They represent 42 percent of all companies, employing 9.4 million workers and generating $1.9 trillion in revenue, according to American Express research. Specifically, 13 percent of these firms are in the professional / scientific / technical services category, which includes horticulture.
While the number of women-owned firms continues to grow, they only employ 6 percent of the nation’s workforce and contribute just under 4 percent of business revenue—roughly the same share they contributed in 1997.
That’s why supporting women in business to enable them to grow their companies to the next level is crucial. Join Garden Media Group June 1-5 to support, honor and promote these amazing professionals and their achievements during Women in Horticulture Week.
Women play a crucial role in the horticulture industry—not only as entrepreneurs, growers, researchers, marketers and employees at all levels, but also as the largest consumers of home and garden products.
As a second-generation women-owned business, I am proud to celebrate inspirational, hardworking and dedicated women and spotlight their contributions to the horticulture industry with Women in Horticulture Week.
"With women making up the majority of gardening consumers, and the growing percentage and role women play as professionals in horticulture, we need to face—head-on—the incredibly lopsided power and leadership dynamics that currently exist in the industry,” adds Leslie Finical Halleck, Halleck Horticulture, LLC.
Here are some creative ways you can celebrate Women in Horticulture Week.
- Share exciting facts about women in business, including your own story, to inspire other women.
- Get involved with associations that promote horticulture careers for women. For instance, at Cultivate ’20 Virtual, AmericanHort will have a panel discussion with accomplished women in the industry on the importance of building a strong business network.

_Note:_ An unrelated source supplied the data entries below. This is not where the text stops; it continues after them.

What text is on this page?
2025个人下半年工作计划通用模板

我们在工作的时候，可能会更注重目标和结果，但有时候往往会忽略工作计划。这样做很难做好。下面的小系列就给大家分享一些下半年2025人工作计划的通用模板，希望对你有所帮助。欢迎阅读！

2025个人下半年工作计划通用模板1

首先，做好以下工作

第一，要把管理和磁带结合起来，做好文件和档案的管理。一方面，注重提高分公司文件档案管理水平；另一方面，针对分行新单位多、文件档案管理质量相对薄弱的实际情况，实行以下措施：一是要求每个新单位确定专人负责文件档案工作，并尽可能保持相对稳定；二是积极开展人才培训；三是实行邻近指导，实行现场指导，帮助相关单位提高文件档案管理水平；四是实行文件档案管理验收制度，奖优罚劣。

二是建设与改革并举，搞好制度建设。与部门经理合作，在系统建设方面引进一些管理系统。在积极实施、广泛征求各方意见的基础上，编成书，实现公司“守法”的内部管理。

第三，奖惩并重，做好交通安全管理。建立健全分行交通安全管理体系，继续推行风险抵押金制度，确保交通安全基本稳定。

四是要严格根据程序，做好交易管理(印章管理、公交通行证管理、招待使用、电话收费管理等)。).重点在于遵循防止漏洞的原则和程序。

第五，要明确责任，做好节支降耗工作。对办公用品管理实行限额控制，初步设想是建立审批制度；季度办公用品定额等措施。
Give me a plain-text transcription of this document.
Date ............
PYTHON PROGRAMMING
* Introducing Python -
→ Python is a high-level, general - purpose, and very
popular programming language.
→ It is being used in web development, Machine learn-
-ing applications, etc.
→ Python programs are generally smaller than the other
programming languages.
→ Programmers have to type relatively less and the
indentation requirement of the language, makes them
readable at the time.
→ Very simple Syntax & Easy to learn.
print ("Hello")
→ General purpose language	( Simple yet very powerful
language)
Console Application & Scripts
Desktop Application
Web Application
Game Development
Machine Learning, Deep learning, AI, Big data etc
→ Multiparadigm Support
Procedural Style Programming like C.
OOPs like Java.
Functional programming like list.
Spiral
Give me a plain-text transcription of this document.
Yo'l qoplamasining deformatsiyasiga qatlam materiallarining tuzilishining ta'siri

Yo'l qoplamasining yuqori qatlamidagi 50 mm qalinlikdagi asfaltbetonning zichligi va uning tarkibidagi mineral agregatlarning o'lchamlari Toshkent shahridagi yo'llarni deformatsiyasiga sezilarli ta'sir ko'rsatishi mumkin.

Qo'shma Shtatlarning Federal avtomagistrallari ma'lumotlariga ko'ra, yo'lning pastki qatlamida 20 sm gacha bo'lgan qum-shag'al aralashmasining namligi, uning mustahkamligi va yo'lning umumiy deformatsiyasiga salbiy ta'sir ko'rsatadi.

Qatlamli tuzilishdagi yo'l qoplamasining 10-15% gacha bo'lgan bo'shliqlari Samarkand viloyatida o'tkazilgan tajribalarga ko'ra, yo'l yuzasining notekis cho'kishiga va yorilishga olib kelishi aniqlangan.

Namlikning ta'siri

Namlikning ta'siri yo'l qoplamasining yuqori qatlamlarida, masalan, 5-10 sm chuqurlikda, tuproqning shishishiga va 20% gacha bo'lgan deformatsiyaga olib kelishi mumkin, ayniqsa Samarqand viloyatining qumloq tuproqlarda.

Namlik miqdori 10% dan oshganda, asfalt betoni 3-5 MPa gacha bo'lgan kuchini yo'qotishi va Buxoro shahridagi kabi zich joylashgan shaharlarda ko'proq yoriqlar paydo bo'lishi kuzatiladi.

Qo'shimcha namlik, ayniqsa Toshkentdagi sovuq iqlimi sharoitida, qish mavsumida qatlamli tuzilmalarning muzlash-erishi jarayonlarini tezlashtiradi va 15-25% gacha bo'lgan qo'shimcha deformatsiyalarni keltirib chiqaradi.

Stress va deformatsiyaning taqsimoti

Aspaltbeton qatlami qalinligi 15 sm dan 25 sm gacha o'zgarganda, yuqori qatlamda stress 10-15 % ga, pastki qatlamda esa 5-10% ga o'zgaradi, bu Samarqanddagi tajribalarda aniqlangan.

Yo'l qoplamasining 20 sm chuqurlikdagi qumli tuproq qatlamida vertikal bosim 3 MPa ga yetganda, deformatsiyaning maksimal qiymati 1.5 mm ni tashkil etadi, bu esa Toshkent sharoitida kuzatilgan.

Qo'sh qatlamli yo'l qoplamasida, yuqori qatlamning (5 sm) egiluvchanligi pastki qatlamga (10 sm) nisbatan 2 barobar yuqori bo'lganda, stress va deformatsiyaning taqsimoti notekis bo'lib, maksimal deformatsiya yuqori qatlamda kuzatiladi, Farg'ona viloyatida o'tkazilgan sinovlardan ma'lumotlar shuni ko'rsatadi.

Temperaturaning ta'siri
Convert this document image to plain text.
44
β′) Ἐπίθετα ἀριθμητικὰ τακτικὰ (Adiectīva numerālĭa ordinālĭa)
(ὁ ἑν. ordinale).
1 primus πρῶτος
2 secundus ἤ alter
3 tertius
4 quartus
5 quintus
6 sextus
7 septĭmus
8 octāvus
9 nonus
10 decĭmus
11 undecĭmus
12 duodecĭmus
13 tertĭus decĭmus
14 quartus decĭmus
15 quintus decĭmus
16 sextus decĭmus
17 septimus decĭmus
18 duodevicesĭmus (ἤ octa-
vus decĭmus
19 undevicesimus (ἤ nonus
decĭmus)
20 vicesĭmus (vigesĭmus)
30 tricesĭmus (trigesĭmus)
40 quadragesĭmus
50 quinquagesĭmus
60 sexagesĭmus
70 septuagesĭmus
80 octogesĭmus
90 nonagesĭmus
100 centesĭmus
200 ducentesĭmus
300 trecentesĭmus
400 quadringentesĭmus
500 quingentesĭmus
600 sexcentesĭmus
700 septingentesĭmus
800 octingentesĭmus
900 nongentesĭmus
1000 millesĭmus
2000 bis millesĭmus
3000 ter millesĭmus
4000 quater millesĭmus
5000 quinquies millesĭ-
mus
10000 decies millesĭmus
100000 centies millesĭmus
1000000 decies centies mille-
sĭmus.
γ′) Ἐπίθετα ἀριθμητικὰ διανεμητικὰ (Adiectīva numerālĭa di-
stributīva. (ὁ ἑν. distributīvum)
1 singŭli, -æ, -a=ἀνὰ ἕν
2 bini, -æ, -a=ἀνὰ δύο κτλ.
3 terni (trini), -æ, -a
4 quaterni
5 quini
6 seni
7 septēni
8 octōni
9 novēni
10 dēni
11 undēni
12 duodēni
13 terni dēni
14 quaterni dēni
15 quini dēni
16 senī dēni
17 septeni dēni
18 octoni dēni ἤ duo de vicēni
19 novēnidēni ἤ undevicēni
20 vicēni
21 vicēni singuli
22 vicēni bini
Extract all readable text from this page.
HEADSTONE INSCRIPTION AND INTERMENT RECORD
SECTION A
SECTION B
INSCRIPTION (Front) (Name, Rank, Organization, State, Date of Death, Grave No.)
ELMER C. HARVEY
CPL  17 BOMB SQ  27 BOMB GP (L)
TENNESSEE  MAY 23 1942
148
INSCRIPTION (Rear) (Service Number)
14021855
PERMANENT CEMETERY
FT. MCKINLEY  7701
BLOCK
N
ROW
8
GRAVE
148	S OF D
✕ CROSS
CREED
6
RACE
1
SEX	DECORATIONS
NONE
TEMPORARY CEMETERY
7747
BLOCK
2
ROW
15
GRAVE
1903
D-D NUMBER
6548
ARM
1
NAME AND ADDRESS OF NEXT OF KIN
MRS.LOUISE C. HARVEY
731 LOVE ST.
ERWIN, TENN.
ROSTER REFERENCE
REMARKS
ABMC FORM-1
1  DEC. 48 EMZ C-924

- Volunteer or become a mentor. If you’re a thriving female horticulture entrepreneur, consider giving back by either volunteering with organizations that support women or becoming a mentor. If you’ve never had a mentor, find one to connect with and learn from. Ask peers inside and outside the industry for suggestions.
- Join the industry group Women in Horticulture who provide free or low cost networking opportunities for those who identify as women in the horticulture world.
- Improve your skills. Whether it’s reading a motivational book written by a female entrepreneur or using a new organizational app, learning always leads to growth.
- Network with other women in horticulture. Even if you’re not attending events in person, you can invite female entrepreneurs to connect virtually via apps like Zoom.
- Change your frame on Facebook to support Women in Horticulture.
- Use the hashtag #womeninhort to share stories, photos and inspiration from women in horticulture on your social media channels.
- Tune in to “Grow! With Katie,” Dubow’s Facebook Live talk show. During Women in Horticulture Week, Dubow will interview some of the most influential women in the industry, including:
- Lisa Fiore, founder and CEO of Landscape Hub, a marketplace for landscape products and materials. Fiore was previously president of Fiore Nursey, where she flipped the business around and grew its profits exponentially.
- Marta Maria Garcia, marketing director of Nature’s Way Farms, a women-owned farm in South Florida. Garcia received Greenhouse Product News’ 40 Under 40 in 2017 for her work on developing innovative trade marketing programs and helping the company she worked for, Costa Farms, achieve sales goals and projected revenue.
- Leslie Halleck, Certified Professional Horticulturist, with 27 years of green industry experience. Halleck provides horticultural marketing and business consulting services and is the author of two gardening books.
- Jennifer Jewell, creator, writer and host of “Cultivating Place: Conversations on Natural History and the Human Impulse to Garden,” who writes, speaks and advocates for the importance of gardening.
- Terri McEnaney, president of Bailey Nurseries, who grew up around the business and worked at the nursery in high school. She says “working at a large multinational conglomerate has provided her with a great foundation for the business world that she has brought into the horticulture industry.”
- Heidi Mortensen, principal COO and co-founder of ShrubBucket, has spent 20 years in horticulture. Her team at ShrubBucket have revolutionized the way people find and buy plants.
- Sandra Reid, vice president of corporate communications and strategic plan administration at Davey Tree, which specializes in tree care and is one of the largest employee-owned companies in the country. Reid has been with Davey for 34-years.
- Sign up for the AmericanHort Women in Horticulture interview series. Next is Jennifer Moss. Past interviews have been with Susie Raker Zimmerman and Kathy Fediw.
“The role of women as business owners and leaders is significant in horticulture,” says Mary Beth Cowardin, vice president of marketing and member engagement for AmericanHort. “We will continue to help connect women in our industry to foster successful careers and life balance.”
Halleck agrees. “It is exceedingly important for women to capture more market voice and leadership roles within the industry, which I believe will not only make things better for women working in horticulture, but also help to better serve our consumers,” she says. “When we do both those things, the entire industry benefits and profits, and we all win."